# Just a snail question :)



## Ciddian (Mar 15, 2006)

Hey guys!

So i have a few more snail's to feed as I find more spixi.. (god baby snails are bloody cute..)

Anywho.. I had some old crab cuisine by Hikari sitting around i was wondering if that would be a good food for them?

Anything else anyone would recommend?

My usual food items are, blanched lettus, bok choy, carrot, zuccini or cucumber, peas, beans, corn.. 

I try to feed somthing new everyday.. I also feed spirulnia (sP) sticks when i have them 

I try to feed every day as well, I somtimes will skip a day.

Thanks for your time!


----------



## Pablo (Mar 27, 2006)

Its never JUST a snail question!

Seriously though, Please please please get tetramin tablets







in this package. The best snail food ever. Lots of calcium citrate and carbonate its excellent for them.
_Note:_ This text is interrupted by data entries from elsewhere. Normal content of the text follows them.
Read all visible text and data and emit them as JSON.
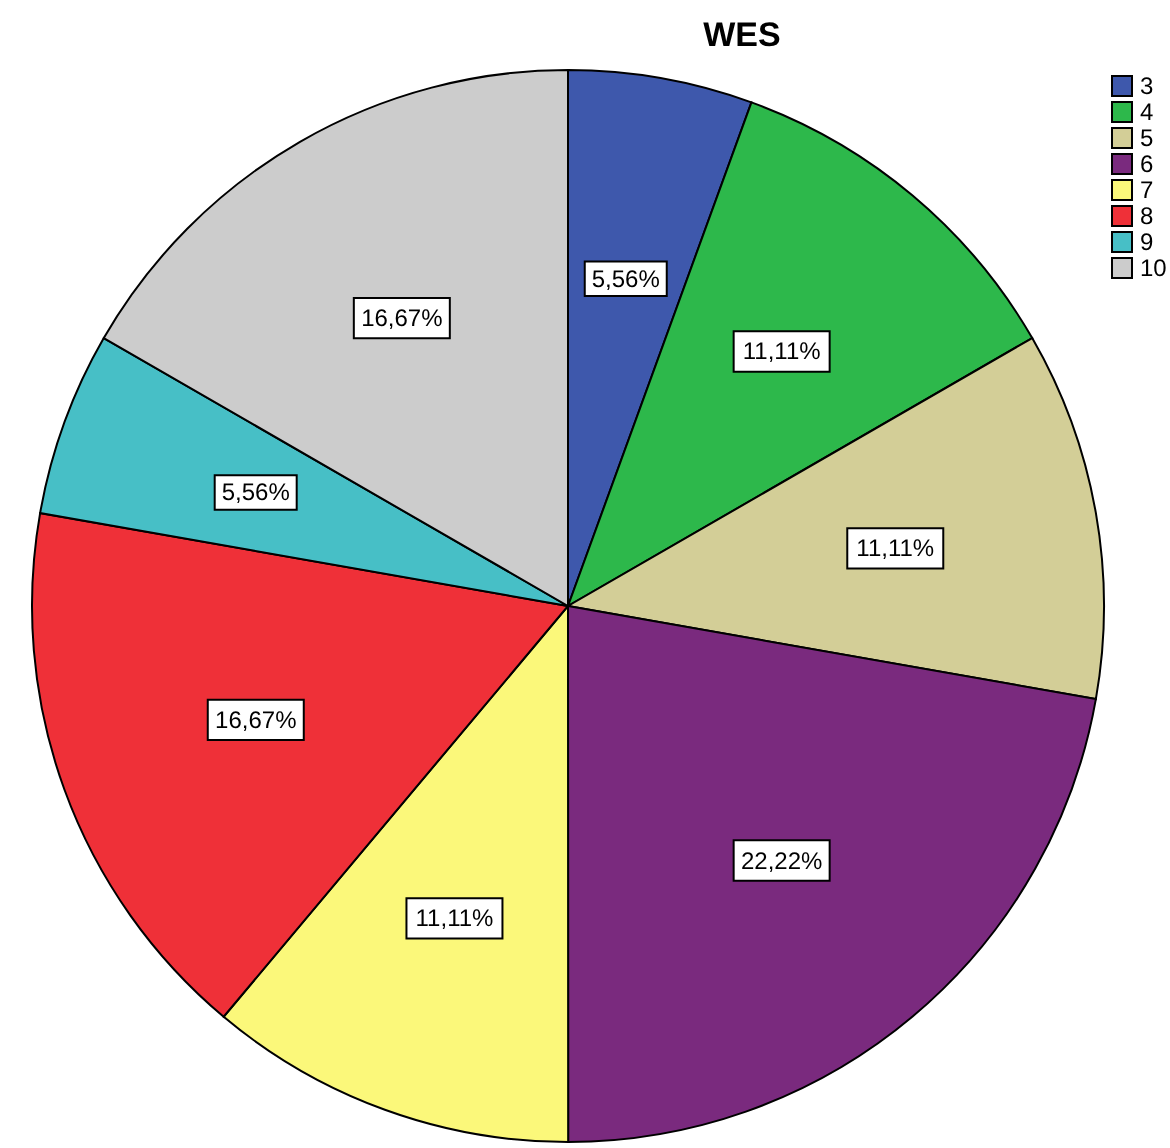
{
  "chart_data": {
    "type": "pie",
    "title": "WES",
    "categories": [
      "3",
      "4",
      "5",
      "6",
      "7",
      "8",
      "9",
      "10"
    ],
    "values": [
      5.56,
      11.11,
      11.11,
      22.22,
      11.11,
      16.67,
      5.56,
      16.67
    ],
    "colors": [
      "#3e58ac",
      "#2db84b",
      "#d3ce97",
      "#7a2a7e",
      "#fbf87a",
      "#ef3038",
      "#47bfc6",
      "#cccccc"
    ],
    "value_labels": [
      "5,56%",
      "11,11%",
      "11,11%",
      "22,22%",
      "11,11%",
      "16,67%",
      "5,56%",
      "16,67%"
    ],
    "legend": "top right"
  }
}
Also you can dose a very very tiny amount of reef iodine which will also benefit the snails. Food wise I don't have any real experience with Asolene sp but if they are willing to take vegetable matter I would try to feed them giant hygro and noori (seaweed) even if I had to grind it into sludge and make little balls.


----------



## Ciddian (Mar 15, 2006)

nice thanks pablo.. and you said harold has it? Do you of any stores that might be closer?


----------



## Pablo (Mar 27, 2006)

Harold might have it... i can grab you a bottle if you want


----------



## Ciddian (Mar 15, 2006)

OOHH! I found it!!! 

Thanks pablo  The petsmart on eglington had it ^^


----------



## Katalyst (Jul 29, 2007)

You need spixies? Come over and get some I have wayyyy too many. They are free as long as you take a pair of sail fin mollies with you lol.


----------



## Katalyst (Jul 29, 2007)

That food is great for snails, they go absolute nuts for it. My pleco's lay on top of it so no one else in the tank can get at it which royally p'os the cories lol. I've even added a very small amount of powdered milk to my snail food after reading the ingredients of the tetra tablets.


----------



## Katalyst (Jul 29, 2007)

Cooked zuchinni & collard greens are always mowed down in record time. I make my own snail cookies/ snail jello which take forever and make the house smell like death but the snails love it. 

There are tons of recipe's on applesnail.net


----------



## Pablo (Mar 27, 2006)

ya the powdered milk reeally makes a nice shell doesn't it


----------